12. Juni 20188 J. Gerade gelesen: http://m.spiegel.de/auto/aktuell/renault-und-psa-skandal-fuenf-konzerne-schroepfen-kunden-bei-ersatzteilen-a-1210518.html mich wundert gar nix mehr. Gruß Ebby
12. Juni 20188 J. Das ist doch überall so. Ist es Zufall, das so ein Statement gerade veröffentlich wird, wenn die Sch...ße der deutschen Dieselbetrüger langsam an die Oberkante ihrer Unterlippe kommt ??

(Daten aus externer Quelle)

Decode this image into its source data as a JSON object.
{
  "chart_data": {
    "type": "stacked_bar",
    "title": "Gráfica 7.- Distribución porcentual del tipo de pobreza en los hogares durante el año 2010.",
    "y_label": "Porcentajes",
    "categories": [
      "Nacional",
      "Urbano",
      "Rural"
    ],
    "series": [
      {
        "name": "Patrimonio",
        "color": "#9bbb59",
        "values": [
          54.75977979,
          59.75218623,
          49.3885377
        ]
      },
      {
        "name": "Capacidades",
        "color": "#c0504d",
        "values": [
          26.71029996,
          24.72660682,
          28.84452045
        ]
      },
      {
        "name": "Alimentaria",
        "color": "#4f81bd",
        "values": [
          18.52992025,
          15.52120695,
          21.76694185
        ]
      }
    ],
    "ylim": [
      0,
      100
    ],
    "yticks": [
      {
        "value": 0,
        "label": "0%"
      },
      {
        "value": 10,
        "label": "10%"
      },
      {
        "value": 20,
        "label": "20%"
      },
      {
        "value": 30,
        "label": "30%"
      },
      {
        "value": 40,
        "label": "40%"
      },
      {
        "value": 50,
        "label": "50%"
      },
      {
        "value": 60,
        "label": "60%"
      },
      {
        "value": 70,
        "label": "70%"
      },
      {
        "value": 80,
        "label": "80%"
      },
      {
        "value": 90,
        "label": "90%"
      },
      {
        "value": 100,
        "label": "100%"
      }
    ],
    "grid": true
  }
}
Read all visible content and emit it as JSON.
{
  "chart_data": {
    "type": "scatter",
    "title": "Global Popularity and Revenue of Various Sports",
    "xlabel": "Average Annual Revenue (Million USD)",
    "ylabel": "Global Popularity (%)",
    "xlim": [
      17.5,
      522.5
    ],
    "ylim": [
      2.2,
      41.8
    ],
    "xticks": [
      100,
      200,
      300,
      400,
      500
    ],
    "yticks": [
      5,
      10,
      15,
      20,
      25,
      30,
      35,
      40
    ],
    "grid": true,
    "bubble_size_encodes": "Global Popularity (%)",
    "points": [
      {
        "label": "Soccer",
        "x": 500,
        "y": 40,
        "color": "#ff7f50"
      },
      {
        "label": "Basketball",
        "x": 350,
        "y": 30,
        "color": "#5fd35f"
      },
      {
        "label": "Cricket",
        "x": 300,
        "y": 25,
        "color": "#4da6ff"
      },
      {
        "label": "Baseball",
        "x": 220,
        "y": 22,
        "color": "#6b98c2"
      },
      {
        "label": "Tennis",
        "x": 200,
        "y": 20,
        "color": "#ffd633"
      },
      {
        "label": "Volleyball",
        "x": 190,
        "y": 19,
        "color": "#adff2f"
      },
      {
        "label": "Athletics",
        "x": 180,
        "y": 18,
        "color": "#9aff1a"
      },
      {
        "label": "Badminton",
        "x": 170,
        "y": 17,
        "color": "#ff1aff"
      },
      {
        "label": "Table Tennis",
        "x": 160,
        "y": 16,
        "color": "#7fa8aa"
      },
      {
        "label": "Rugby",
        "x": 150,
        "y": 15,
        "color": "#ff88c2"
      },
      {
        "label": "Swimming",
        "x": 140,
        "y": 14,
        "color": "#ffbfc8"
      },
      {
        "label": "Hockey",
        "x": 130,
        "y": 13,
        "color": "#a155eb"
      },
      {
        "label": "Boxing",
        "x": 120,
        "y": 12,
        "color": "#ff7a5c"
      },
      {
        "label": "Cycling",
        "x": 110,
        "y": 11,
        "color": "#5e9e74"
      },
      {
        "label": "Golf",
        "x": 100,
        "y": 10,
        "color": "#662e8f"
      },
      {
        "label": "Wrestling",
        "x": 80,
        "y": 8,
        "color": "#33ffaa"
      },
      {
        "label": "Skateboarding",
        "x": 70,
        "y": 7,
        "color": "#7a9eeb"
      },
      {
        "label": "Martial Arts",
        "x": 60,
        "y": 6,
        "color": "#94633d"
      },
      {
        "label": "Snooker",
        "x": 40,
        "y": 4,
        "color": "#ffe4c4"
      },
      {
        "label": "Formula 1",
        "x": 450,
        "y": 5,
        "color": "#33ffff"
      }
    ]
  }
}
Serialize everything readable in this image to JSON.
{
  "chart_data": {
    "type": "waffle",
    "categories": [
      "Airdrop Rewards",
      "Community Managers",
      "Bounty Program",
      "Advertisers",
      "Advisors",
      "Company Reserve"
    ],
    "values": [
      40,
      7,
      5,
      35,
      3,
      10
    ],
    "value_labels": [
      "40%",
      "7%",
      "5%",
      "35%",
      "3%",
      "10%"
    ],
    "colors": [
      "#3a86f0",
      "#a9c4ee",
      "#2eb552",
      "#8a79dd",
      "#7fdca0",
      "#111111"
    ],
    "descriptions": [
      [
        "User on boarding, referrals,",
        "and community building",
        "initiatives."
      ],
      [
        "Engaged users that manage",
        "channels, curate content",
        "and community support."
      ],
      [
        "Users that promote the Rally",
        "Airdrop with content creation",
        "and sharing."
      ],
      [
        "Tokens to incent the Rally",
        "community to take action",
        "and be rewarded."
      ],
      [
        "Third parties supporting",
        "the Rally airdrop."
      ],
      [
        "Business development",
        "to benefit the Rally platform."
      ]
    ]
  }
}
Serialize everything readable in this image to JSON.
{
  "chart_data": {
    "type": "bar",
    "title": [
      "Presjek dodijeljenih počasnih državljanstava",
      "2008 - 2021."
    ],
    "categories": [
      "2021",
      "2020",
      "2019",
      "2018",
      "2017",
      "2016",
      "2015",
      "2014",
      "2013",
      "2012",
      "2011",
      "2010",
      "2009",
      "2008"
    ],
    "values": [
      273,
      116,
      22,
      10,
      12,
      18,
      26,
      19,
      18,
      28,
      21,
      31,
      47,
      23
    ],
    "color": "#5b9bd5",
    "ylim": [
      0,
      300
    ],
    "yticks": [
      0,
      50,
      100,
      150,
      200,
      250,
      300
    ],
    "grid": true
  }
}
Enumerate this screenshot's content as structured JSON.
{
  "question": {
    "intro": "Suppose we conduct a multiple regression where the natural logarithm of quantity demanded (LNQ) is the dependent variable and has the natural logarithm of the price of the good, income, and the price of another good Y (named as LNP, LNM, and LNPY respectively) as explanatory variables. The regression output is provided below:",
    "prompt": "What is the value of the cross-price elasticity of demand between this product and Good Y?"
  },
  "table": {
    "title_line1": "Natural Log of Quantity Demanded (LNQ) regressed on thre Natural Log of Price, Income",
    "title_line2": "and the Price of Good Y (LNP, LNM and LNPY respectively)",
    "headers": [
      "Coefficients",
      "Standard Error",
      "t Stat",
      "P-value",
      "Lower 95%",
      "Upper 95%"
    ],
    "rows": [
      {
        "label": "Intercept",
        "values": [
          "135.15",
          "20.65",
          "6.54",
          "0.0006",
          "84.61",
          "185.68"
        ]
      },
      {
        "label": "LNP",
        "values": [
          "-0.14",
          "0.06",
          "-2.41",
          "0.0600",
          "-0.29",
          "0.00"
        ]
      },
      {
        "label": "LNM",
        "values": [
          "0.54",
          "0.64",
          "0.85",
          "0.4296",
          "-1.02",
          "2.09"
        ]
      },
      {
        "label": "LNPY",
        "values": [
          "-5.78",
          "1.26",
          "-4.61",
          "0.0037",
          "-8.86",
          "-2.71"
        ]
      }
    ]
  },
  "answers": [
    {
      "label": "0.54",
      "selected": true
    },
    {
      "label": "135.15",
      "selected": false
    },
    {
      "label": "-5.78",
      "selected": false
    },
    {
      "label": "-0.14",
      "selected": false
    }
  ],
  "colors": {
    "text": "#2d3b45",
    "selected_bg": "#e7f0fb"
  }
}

12. Juni 20188 J. Das ist nichts neues. Das sind die illegitimen Folgen des an sich legitimen Anliegens hinter der Idee des geistigen Eigentums. Eigentlich müsste das subito dazu führen, dass man den Designinhabern den Schutz in entsprechendem Umfang verweigert. In jedem Rechtsstaat mit freiheitlicher Ordnung kennt man den Grundsatz, dass Rechtsmissbrauch keinen Rechtsschutz findet.
14. Juni 20188 J. Am 12.6.2018 um 19:11 schrieb Ebby Zutt: Gerade gelesen: http://m.spiegel.de/auto/aktuell/renault-und-psa-skandal-fuenf-konzerne-schroepfen-kunden-bei-ersatzteilen-a-1210518.html mich wundert gar nix mehr. Gruß Ebby Mich wundert dieser Spiegel Artikel. Wieso braucht man eine Beratungsfirma um Preise zu erhöhen? Und wie kann Renault und PSA ein Preiskartell bilden wo es doch keine gemeinsamen Ersatzteile gibt?
15. Juni 20188 J. Ersteller Moin, doch, gibt es. Der V6 z.B. war eine Gemeinschaftsproduktion. Wenn die Konzerne sich dann noch drauf verständigen, dass z.B. der Außenspiegel mindestens XXX € kostet (natürlich nicht so offensichtlich, deshalb die Beraterfirma dazwischen, die ein bißchen flüstert) Gruß Ebby
15. Juni 20188 J. vor 8 Stunden schrieb Ebby Zutt: Moin, doch, gibt es. Der V6 z.B. war eine Gemeinschaftsproduktion. Wenn die Konzerne sich dann noch drauf verständigen, dass z.B. der Außenspiegel mindestens XXX € kostet (natürlich nicht so offensichtlich, deshalb die Beraterfirma dazwischen, die ein bißchen flüstert) Gruß Ebby Dieser V6 ist aber seit 20 Jahren (!) Geschichte Bearbeitet (15. Juni 20188 J. von jozzo_)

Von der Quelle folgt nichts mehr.